What is special about your work? What do you have to say that others don’t?
No one else is me. No one else can see or imagine what goes on in my head. No one else is interested in same exact things that I am. This is true for each of us. The challenge is celebrate the differences while placing them in a context of the familiar. My canvas is the wide world. I love traveling to places where I am not always fluent in the language and have to rely on my other senses to understand the place. I love to sit back and listen and watch and to make connections. My work reflects people and places real and imaginary.
What limitations do you find with your medium?
The skills for marketing a book are not the same as for writing one. Reading habits have changed and buying habits have also changed. Bookstores are harder to find and there are few publishers and outlets of queer identified works. Working with a small press means I have to do much of this on my own.
What do you want to tell artists who are just beginning their journeys?
Listen, not to advice, but to the world around you. Explore and discover what types of risks you are willing to take. Be open to learning continuously. Floss everyday, your teeth are important.
You are not allowed to use your medium anymore, what medium do you choose to begin and why?
I would do interpretive figure skating.There is so much more that you can do on the ice than you can do on a floor. It is the closest thing to flying that I know. I love the feeling of grace and beauty and expressing one’s heart to the music.
Are you currently working on a project you’d like to plug?

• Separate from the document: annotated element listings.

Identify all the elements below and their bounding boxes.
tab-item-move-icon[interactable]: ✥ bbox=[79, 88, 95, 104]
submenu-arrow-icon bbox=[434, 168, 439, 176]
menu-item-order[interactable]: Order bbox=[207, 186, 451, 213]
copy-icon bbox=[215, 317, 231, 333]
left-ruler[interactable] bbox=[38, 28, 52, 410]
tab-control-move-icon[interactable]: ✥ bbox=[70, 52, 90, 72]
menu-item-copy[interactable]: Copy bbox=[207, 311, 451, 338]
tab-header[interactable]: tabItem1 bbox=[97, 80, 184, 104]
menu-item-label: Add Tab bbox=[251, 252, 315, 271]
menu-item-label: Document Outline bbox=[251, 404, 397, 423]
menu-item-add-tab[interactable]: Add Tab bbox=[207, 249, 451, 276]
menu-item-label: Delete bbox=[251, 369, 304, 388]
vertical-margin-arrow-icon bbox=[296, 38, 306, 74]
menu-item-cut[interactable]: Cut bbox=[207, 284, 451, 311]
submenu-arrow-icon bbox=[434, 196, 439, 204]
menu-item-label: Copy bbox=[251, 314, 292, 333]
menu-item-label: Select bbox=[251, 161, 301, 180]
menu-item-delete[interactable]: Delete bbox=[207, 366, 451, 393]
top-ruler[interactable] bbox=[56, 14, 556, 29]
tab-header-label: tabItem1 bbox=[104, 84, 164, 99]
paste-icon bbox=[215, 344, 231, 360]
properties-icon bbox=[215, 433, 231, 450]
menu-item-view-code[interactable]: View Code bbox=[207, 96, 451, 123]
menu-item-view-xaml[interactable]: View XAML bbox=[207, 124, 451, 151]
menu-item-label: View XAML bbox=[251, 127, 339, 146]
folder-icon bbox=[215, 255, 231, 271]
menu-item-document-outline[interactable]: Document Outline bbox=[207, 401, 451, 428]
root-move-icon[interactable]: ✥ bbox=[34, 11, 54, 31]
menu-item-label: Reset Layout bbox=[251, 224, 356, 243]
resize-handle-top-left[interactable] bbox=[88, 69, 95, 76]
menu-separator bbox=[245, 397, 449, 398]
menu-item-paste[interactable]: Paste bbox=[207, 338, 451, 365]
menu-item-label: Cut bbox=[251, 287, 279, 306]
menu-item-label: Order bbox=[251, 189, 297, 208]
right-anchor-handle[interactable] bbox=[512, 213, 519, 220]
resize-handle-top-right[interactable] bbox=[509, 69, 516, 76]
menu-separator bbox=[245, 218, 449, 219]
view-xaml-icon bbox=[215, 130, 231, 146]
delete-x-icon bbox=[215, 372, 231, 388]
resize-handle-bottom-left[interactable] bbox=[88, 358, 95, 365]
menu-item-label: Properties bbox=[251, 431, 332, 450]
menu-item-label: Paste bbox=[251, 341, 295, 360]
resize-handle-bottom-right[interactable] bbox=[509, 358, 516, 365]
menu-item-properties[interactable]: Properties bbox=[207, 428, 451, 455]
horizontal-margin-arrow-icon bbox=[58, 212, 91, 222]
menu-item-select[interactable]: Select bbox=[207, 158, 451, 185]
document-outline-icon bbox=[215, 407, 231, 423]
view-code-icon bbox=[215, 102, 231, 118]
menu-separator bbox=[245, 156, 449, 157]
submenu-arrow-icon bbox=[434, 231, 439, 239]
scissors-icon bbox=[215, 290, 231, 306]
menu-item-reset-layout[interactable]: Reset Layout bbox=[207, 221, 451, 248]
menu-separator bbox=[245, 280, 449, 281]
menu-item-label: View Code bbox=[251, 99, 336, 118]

My debut novel is The Troubleseeker. The Troubleseeker follows the life of Antinio from his youth in Havana through his later life in Minneapolis, San Diego to his death in San Francisco fifty years later. Scenes of post-revolutionary Cuba, the Mariel Boatlift, seeking asylum, the AIDS crisis, mental illness, and aging as a gay man are vividly depicted in Antinio’s lifelong odyssey to achieve freedom and love. The narrator, the Roman Emperor and demigod Hadrian, also weaves in conversations with Cuban Santería orishas, Greek gods, and stories of his own past in this funny, thoughtful and deeply poignant novel.